Too often sex is portrayed in books as this unlikely experience — a kind of pyrotechnics to make flat characters seem more lifelike. Or it’s truncated as though we must not speak of it. Like some teaser from a black-and-white movie where the door closes as the couple looks at the bed.
You can tell a lot about a character by the kind of sex she has. And it would be odd if she didn’t have sex. It would tell the reader things about her — hopefully things you’ve considered as the writer. One of the most curious things about Tipping the Velvet, for instance, is that Nan doesn’t know what “tipping the velvet” means when she overhears prostitutes using the expression. We’ve spent hundreds of pages watching her have explicit sex, but Flo has to explain what it means. And that’s a huge character moment for both of them. Flo is not some sexless unimaginative socialist, she’s aware and she’s not haughty about sharing her awareness. And Nan, for all her experience, is initiated into the frank sexuality of the lower class.
In my second novel, A Field Guide to Deception, I write about sex in a more forthright way than I was able to in Red Audrey and the Roping. I suspect that part of that is because I was moving away from lyricism and also because so much happens between these characters with little overt action. My second novel is subtle. And, I think, better, than my first.

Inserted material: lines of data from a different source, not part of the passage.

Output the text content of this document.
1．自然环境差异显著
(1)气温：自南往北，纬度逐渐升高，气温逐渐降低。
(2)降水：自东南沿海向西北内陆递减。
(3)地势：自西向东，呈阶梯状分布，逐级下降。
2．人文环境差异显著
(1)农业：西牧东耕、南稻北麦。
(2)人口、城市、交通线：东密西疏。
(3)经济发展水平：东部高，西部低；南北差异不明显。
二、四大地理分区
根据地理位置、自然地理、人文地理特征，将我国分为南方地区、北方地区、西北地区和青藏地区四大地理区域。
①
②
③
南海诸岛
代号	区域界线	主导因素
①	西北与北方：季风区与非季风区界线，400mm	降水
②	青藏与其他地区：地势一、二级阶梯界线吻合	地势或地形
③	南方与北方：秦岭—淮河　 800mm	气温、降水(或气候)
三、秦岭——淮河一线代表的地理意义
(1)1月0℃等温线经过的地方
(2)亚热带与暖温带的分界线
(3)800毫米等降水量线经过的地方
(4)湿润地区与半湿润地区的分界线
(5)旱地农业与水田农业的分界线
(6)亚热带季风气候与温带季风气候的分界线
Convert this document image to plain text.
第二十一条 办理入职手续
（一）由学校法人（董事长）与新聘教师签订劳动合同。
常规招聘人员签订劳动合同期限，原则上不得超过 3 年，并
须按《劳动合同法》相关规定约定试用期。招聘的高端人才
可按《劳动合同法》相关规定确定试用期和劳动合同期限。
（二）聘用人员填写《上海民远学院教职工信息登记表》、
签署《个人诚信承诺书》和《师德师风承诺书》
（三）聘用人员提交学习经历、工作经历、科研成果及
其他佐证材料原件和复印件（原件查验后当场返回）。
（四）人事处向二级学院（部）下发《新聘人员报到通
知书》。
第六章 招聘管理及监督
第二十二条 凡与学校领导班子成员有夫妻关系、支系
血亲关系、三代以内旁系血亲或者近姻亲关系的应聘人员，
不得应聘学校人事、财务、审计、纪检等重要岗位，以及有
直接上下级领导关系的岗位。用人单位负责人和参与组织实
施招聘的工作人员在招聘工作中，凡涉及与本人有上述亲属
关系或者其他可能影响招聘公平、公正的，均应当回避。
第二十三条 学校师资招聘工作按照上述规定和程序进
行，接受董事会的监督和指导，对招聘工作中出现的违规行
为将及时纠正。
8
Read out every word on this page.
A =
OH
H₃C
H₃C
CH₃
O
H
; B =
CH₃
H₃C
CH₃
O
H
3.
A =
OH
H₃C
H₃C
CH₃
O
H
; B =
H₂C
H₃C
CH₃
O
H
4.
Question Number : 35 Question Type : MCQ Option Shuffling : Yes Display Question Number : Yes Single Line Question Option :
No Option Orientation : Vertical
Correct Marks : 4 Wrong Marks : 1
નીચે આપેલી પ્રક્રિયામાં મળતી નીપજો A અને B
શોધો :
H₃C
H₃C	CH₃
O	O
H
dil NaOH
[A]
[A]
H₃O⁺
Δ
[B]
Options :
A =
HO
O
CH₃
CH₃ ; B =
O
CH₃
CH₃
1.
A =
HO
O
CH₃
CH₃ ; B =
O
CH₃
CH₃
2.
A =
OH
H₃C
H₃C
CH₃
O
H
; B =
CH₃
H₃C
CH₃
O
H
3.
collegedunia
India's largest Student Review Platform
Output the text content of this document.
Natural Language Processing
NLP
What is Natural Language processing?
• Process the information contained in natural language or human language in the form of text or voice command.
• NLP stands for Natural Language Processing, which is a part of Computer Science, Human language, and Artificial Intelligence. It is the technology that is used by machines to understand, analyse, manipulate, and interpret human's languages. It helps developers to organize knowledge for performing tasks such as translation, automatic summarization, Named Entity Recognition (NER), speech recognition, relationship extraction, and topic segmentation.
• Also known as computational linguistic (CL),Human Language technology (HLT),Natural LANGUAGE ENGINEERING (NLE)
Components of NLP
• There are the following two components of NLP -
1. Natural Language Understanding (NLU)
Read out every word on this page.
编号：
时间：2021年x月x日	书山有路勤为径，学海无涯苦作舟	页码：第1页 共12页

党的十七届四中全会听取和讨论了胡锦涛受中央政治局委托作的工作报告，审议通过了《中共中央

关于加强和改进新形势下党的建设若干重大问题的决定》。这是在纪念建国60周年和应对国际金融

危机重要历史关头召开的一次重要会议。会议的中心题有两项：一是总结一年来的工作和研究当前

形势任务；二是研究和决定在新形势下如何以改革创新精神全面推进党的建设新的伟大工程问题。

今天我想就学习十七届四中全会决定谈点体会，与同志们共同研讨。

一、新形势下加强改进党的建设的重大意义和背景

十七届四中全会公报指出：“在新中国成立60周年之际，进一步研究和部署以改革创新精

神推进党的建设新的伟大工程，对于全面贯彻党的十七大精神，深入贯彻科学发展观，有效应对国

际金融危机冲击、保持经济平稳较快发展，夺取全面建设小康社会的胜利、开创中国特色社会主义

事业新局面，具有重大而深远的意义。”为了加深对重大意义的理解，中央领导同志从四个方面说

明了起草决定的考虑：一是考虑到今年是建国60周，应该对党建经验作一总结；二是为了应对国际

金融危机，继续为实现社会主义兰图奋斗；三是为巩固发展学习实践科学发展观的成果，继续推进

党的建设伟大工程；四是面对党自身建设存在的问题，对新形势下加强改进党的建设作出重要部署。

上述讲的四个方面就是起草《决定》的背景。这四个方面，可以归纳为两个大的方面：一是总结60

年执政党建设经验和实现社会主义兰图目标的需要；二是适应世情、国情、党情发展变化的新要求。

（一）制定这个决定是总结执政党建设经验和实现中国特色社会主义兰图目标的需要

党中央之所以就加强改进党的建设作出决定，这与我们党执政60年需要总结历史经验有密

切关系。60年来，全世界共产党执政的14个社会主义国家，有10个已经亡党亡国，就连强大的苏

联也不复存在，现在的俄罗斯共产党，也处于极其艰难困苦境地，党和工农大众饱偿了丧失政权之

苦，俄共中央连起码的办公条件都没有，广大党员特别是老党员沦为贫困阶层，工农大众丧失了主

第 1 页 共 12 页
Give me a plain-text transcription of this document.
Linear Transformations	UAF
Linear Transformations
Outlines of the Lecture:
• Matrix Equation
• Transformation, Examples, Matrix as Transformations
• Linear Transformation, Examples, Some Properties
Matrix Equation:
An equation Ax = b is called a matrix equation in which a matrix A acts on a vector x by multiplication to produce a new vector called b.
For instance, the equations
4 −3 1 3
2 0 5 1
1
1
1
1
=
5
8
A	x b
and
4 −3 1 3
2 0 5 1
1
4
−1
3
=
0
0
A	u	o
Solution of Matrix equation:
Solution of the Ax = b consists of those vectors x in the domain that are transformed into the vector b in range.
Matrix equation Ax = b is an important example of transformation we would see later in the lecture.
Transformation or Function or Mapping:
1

In exactly one month, I’m going to premiere my video series set in Spokane. Half of the videos will introduce you to curiosities about this town, and the other half with highlight spots from my second novel — places that I lifted and fictionalized. Sometimes just lifted. If you haven’t bought a copy of my book, please do. That way you’ll be able to request spots you’d like to see. Or argue with me about my assertion that I write about sex. Or some other third thing.
I loved both your books. Loved them. Thought about them for a long time after I finished them. It did bother me a bit that as mature as Field Guide was, you seemed to avoid writing about sex. I wasn’t expecting graphic, gratuitous scenes. But there was a stark absence of those scenes.mi wondered why, and it’s interesting that you wrote a post about it.